What is a real life example of phishing? ›

An email from PayPal arrives telling the victim that their account has been compromised and will be deactivated unless they confirm their credit card details. The link in the phishing email takes the victim to a fake PayPal website, and the stolen credit card information is used to commit further crimes.

What 5 things could identify a phishing email? ›

Frequently Asked Questions
  • Urgent action demands.
  • Poor grammar and spelling errors.
  • An unfamiliar greeting or salutation.
  • Requests for login credentials, payment information or sensitive data.
  • Offers that are too good to be true.
  • Suspicious or unsolicited attachments.
  • Inconsistencies in email addresses, links and domain names.

What information do phishers want? ›

Phishing (pronounced: fishing) is an attack that attempts to steal your money, or your identity, by getting you to reveal personal information -- such as credit card numbers, bank information, or passwords -- on websites that pretend to be legitimate.

What are the common red flags of a phishing email? ›

Sense of urgency or threatening language. Unfamiliar or unusual senders or recipients. Spelling or grammar errors. Request for money or personal information.

Are phishing attacks increasing? ›

According to recent research from IRONSCALES, 81% of organizations around the world have experienced an increase in email phishing attacks since March 2020, and a recent study by APWG observed a record number of phishing attacks in Q3 2022.

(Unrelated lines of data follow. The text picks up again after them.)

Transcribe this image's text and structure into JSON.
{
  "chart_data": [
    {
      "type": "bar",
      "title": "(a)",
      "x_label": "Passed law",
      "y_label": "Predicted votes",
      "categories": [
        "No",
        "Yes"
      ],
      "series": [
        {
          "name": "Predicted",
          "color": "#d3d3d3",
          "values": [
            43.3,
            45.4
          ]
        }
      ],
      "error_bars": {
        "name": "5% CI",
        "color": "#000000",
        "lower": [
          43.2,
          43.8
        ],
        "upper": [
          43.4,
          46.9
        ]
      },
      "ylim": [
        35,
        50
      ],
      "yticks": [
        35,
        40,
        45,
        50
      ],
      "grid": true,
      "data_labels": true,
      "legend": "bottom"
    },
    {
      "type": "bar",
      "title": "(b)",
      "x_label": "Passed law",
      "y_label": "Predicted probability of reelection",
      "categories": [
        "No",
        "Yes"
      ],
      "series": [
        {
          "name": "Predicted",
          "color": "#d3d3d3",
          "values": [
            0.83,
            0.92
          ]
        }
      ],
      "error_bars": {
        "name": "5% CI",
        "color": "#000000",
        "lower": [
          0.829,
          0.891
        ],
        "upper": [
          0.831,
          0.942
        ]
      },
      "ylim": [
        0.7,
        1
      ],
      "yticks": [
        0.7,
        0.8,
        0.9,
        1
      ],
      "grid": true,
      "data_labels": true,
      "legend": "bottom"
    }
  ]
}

Why phishing attacks are increasing? ›

As businesses increasingly rely on digital communication channels, cybercriminals exploit vulnerabilities in email, SMS, and voice communications to launch sophisticated phishing attacks.

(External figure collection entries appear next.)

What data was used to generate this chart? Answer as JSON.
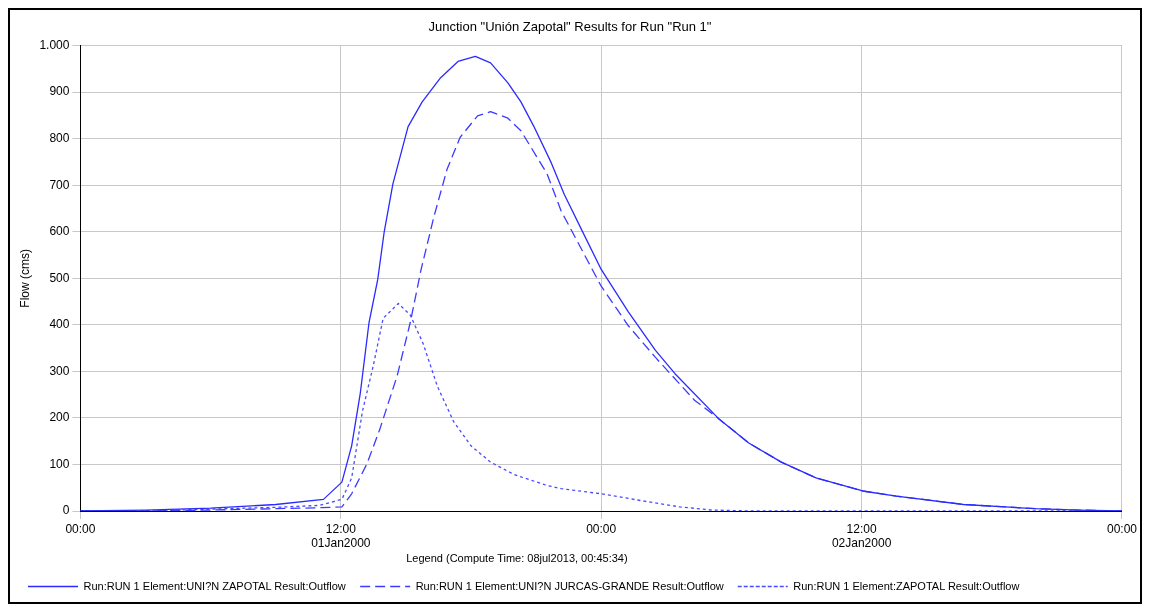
{
  "chart_data": {
    "type": "line",
    "title": "Junction \"Unión Zapotal\" Results for Run \"Run 1\"",
    "ylabel": "Flow (cms)",
    "legend_title": "Legend (Compute Time: 08jul2013, 00:45:34)",
    "legend": "bottom",
    "grid": true,
    "marker": "none",
    "xlim": [
      "2000-01-01T00:00",
      "2000-01-03T00:00"
    ],
    "xticks": [
      {
        "value": "2000-01-01T00:00",
        "label": "00:00"
      },
      {
        "value": "2000-01-01T12:00",
        "label": "12:00\n01Jan2000"
      },
      {
        "value": "2000-01-02T00:00",
        "label": "00:00"
      },
      {
        "value": "2000-01-02T12:00",
        "label": "12:00\n02Jan2000"
      },
      {
        "value": "2000-01-03T00:00",
        "label": "00:00"
      }
    ],
    "ylim": [
      0,
      1000
    ],
    "yticks": [
      0,
      100,
      200,
      300,
      400,
      500,
      600,
      700,
      800,
      900,
      {
        "value": 1000,
        "label": "1.000"
      }
    ],
    "series": [
      {
        "name": "Run:RUN 1 Element:UNI?N ZAPOTAL Result:Outflow",
        "color": "#2b2bff",
        "line_style": "solid",
        "x": [
          "2000-01-01T00:00",
          "2000-01-01T03:00",
          "2000-01-01T06:00",
          "2000-01-01T09:00",
          "2000-01-01T11:12",
          "2000-01-01T12:03",
          "2000-01-01T12:30",
          "2000-01-01T12:54",
          "2000-01-01T13:18",
          "2000-01-01T13:42",
          "2000-01-01T14:00",
          "2000-01-01T14:24",
          "2000-01-01T15:06",
          "2000-01-01T15:45",
          "2000-01-01T16:36",
          "2000-01-01T17:24",
          "2000-01-01T18:12",
          "2000-01-01T18:54",
          "2000-01-01T19:42",
          "2000-01-01T20:18",
          "2000-01-01T20:54",
          "2000-01-01T21:42",
          "2000-01-01T22:18",
          "2000-01-01T23:06",
          "2000-01-02T00:00",
          "2000-01-02T01:15",
          "2000-01-02T02:30",
          "2000-01-02T03:24",
          "2000-01-02T05:24",
          "2000-01-02T06:48",
          "2000-01-02T08:18",
          "2000-01-02T09:54",
          "2000-01-02T12:03",
          "2000-01-02T13:36",
          "2000-01-02T16:42",
          "2000-01-02T20:00",
          "2000-01-02T22:00",
          "2000-01-03T00:00"
        ],
        "values": [
          0,
          2,
          6,
          14,
          25,
          62,
          140,
          254,
          405,
          497,
          600,
          703,
          826,
          879,
          931,
          966,
          977,
          963,
          920,
          879,
          826,
          748,
          680,
          604,
          519,
          428,
          345,
          295,
          199,
          146,
          105,
          71,
          43,
          32,
          14,
          5,
          2,
          0
        ]
      },
      {
        "name": "Run:RUN 1 Element:UNI?N JURCAS-GRANDE Result:Outflow",
        "color": "#3b3bff",
        "line_style": "dashed",
        "x": [
          "2000-01-01T00:00",
          "2000-01-01T03:00",
          "2000-01-01T06:00",
          "2000-01-01T09:00",
          "2000-01-01T11:00",
          "2000-01-01T12:03",
          "2000-01-01T12:30",
          "2000-01-01T13:12",
          "2000-01-01T13:48",
          "2000-01-01T14:36",
          "2000-01-01T15:12",
          "2000-01-01T15:42",
          "2000-01-01T16:18",
          "2000-01-01T16:54",
          "2000-01-01T17:30",
          "2000-01-01T18:18",
          "2000-01-01T18:54",
          "2000-01-01T19:42",
          "2000-01-01T20:18",
          "2000-01-01T21:30",
          "2000-01-01T22:09",
          "2000-01-02T00:00",
          "2000-01-02T01:15",
          "2000-01-02T02:30",
          "2000-01-02T04:18",
          "2000-01-02T05:24",
          "2000-01-02T06:48",
          "2000-01-02T08:18",
          "2000-01-02T09:54",
          "2000-01-02T12:03",
          "2000-01-02T13:36",
          "2000-01-02T16:42",
          "2000-01-02T20:00",
          "2000-01-02T22:00",
          "2000-01-03T00:00"
        ],
        "values": [
          0,
          0,
          2,
          5,
          7,
          9,
          37,
          101,
          176,
          291,
          405,
          519,
          634,
          735,
          803,
          849,
          858,
          844,
          817,
          725,
          645,
          483,
          398,
          330,
          238,
          199,
          146,
          105,
          71,
          43,
          32,
          14,
          5,
          2,
          0
        ]
      },
      {
        "name": "Run:RUN 1 Element:ZAPOTAL Result:Outflow",
        "color": "#4a4aff",
        "line_style": "dotted",
        "x": [
          "2000-01-01T00:00",
          "2000-01-01T03:00",
          "2000-01-01T06:00",
          "2000-01-01T09:00",
          "2000-01-01T11:00",
          "2000-01-01T12:03",
          "2000-01-01T12:30",
          "2000-01-01T13:00",
          "2000-01-01T13:30",
          "2000-01-01T13:57",
          "2000-01-01T14:39",
          "2000-01-01T15:12",
          "2000-01-01T15:48",
          "2000-01-01T16:27",
          "2000-01-01T17:12",
          "2000-01-01T18:00",
          "2000-01-01T18:54",
          "2000-01-01T20:00",
          "2000-01-01T21:30",
          "2000-01-01T22:09",
          "2000-01-02T00:00",
          "2000-01-02T02:00",
          "2000-01-02T03:36",
          "2000-01-02T05:06",
          "2000-01-02T07:00",
          "2000-01-03T00:00"
        ],
        "values": [
          0,
          0,
          4,
          8,
          12,
          25,
          71,
          215,
          313,
          414,
          446,
          421,
          359,
          268,
          192,
          140,
          105,
          78,
          55,
          48,
          37,
          21,
          9,
          2,
          0,
          0
        ]
      }
    ]
  }
}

Have phishing attacks increased? ›

Phishing Statistics: USA

In 2021, there were $6.9 billion of total losses reported, compared to $10.3 billion of total losses in 2022. Phishing scams have also drastically increased, with a 1,139% increase in reported phishing attacks from 2018 to 2022.

What is the trend in number of cyber attacks? ›

As the globe becomes more interconnected and reliant on digital technologies, cybercrime is surging. The year 2023 saw a notable increase in cyberattacks, resulting in more than 343 million victims. Between 2021 and 2023, data breaches rose by 72%, surpassing the previous record.


Top Articles
Latest Posts
Article information

Author: Rueben Jacobs

Last Updated:

Views: 5398

Rating: 4.7 / 5 (77 voted)

Reviews: 92% of readers found this page helpful

Author information

Name: Rueben Jacobs

Birthday: 1999-03-14

Address: 951 Caterina Walk, Schambergerside, CA 67667-0896

Phone: +6881806848632

Job: Internal Education Planner

Hobby: Candle making, Cabaret, Poi, Gambling, Rock climbing, Wood carving, Computer programming

Introduction: My name is Rueben Jacobs, I am a cooperative, beautiful, kind, comfortable, glamorous, open, magnificent person who loves writing and wants to share my knowledge and understanding with you.